One Not So Good Reason to Payoff Debt with a Personal Loan
You will probably see "Get a Lower Payment" if you read other lists about the benefits of a personal loan to consolidate debt.
There are two reasons that it is not such a good idea.
- You are not going to be offered a lower payment. Monthly payments on a personal loan are almost always higher than the payments required by the creditors you pay off in the loan.
- It costs you more money to pay back a loan with a smaller payment. There are times when you may need to reduce costs wherever you can, even if it costs you more in the long run, just to pay all your debts responsibly.
Three Tips to Help You Succeed
- There are a number of solid reasons to take out a personal loan to pay-off your debt, but none are worthwhile unless you commit to not running up new debt.
- Never commit to a personal loan when you are unsure of your ability to repay the debt as agreed.
- Shop around to find the best rate, focusing on lenders who start with a soft pull of your credit report, here.
Did you know?
If you are struggling with debt, you are not alone. According to the NY Federal Reserve total household debt as of Quarter Q4 2022 was $16.91 trillion. Student loan debt was $1.60 trillion and credit card debt was $0.99 trillion.

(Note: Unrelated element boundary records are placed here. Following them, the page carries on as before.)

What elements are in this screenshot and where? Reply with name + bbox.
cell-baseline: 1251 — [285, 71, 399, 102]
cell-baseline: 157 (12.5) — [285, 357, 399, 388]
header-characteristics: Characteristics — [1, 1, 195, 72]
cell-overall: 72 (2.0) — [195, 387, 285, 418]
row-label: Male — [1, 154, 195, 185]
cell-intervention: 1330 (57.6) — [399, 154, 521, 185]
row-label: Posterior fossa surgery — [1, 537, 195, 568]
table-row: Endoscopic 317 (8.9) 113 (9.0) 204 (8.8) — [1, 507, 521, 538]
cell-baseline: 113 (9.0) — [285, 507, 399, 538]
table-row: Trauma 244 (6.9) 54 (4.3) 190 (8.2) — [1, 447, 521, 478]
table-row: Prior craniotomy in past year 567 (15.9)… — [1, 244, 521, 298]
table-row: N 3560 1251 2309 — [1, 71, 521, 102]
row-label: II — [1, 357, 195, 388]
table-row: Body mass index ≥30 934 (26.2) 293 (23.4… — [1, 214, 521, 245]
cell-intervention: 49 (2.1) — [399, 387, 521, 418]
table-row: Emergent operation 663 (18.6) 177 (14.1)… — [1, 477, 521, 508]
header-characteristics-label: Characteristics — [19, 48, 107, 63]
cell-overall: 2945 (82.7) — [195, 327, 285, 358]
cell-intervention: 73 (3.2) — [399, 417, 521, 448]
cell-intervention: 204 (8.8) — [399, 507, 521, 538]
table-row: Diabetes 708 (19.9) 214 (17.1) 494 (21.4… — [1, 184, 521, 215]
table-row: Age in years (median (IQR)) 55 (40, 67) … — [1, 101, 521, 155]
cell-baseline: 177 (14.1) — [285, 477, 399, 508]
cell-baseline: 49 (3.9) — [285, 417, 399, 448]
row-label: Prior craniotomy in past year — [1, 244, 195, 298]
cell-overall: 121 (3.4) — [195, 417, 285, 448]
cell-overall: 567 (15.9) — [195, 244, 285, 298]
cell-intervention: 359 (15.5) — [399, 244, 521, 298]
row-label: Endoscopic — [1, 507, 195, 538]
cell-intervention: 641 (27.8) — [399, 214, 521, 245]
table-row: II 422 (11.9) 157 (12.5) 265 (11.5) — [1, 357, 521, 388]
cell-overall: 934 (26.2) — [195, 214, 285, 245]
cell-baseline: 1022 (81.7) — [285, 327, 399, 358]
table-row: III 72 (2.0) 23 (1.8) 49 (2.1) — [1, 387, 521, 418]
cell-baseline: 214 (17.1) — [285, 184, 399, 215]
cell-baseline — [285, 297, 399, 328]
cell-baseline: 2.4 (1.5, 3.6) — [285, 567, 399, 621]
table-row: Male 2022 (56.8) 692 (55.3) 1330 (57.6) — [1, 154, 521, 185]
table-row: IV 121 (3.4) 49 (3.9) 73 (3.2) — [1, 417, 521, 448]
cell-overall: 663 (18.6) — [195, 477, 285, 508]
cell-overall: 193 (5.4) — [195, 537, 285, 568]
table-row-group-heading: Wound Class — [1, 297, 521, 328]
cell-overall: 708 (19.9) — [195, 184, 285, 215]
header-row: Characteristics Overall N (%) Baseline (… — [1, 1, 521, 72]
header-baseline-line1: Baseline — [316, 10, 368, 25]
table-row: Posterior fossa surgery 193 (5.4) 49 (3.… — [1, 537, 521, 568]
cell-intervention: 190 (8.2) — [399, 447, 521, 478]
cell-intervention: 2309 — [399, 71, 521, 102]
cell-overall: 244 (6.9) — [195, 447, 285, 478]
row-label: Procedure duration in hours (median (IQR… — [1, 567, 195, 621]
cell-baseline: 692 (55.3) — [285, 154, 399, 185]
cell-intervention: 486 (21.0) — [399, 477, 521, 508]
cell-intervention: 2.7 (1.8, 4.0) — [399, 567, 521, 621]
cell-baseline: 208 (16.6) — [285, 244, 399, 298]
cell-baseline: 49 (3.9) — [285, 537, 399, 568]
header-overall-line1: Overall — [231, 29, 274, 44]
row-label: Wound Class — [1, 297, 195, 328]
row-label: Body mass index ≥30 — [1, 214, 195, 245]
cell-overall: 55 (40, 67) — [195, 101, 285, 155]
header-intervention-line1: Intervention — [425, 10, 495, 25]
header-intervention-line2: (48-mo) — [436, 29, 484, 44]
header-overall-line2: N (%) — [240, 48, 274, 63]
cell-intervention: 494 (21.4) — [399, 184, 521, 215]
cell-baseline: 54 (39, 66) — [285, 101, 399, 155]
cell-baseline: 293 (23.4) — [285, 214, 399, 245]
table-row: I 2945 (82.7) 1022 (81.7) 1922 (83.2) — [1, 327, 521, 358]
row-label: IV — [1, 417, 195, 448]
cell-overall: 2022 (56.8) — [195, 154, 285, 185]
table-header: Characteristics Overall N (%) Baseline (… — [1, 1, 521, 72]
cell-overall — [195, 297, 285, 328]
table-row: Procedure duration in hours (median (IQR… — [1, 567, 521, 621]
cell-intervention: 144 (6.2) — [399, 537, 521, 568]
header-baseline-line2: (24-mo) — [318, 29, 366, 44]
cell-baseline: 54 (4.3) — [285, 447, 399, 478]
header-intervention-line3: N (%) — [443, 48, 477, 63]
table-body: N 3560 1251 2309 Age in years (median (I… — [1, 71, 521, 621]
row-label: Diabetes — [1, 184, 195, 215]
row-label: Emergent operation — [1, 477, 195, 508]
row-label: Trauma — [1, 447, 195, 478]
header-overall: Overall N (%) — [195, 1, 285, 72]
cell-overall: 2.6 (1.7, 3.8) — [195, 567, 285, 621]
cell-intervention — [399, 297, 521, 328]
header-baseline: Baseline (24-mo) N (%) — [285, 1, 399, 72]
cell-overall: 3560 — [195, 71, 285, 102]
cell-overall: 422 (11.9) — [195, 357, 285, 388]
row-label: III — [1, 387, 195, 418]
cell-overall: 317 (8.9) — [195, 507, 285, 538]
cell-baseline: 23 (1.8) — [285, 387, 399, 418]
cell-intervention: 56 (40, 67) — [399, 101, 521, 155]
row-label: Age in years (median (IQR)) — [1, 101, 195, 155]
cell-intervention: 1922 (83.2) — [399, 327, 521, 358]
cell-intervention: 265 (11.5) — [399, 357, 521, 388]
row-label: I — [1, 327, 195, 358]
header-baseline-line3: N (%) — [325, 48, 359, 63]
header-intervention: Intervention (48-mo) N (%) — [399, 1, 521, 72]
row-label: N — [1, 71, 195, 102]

According to data gathered by Urban.org from a sample of credit reports, about 26% of people in the US have some kind of debt in collections. The median debt in collections is $1,739. Student loans and auto loans are common types of debt. Of people holding student debt, approximately 10% had student loans in collections. The national Auto/Retail debt delinquency rate was 4%.
The amount of debt and debt in collections vary by state. For example, in Wisconsin, 20% have any kind of debt in collections and the median debt in collections is $1642. Medical debt is common and 11% have that in collections. The median medical debt in collections is $943.
Avoiding collections isn’t always possible. A sudden loss of employment, death in the family, or sickness can lead to financial hardship. Fortunately, there are many ways to deal with debt including an aggressive payment plan, debt consolidation loan, or a negotiated settlement.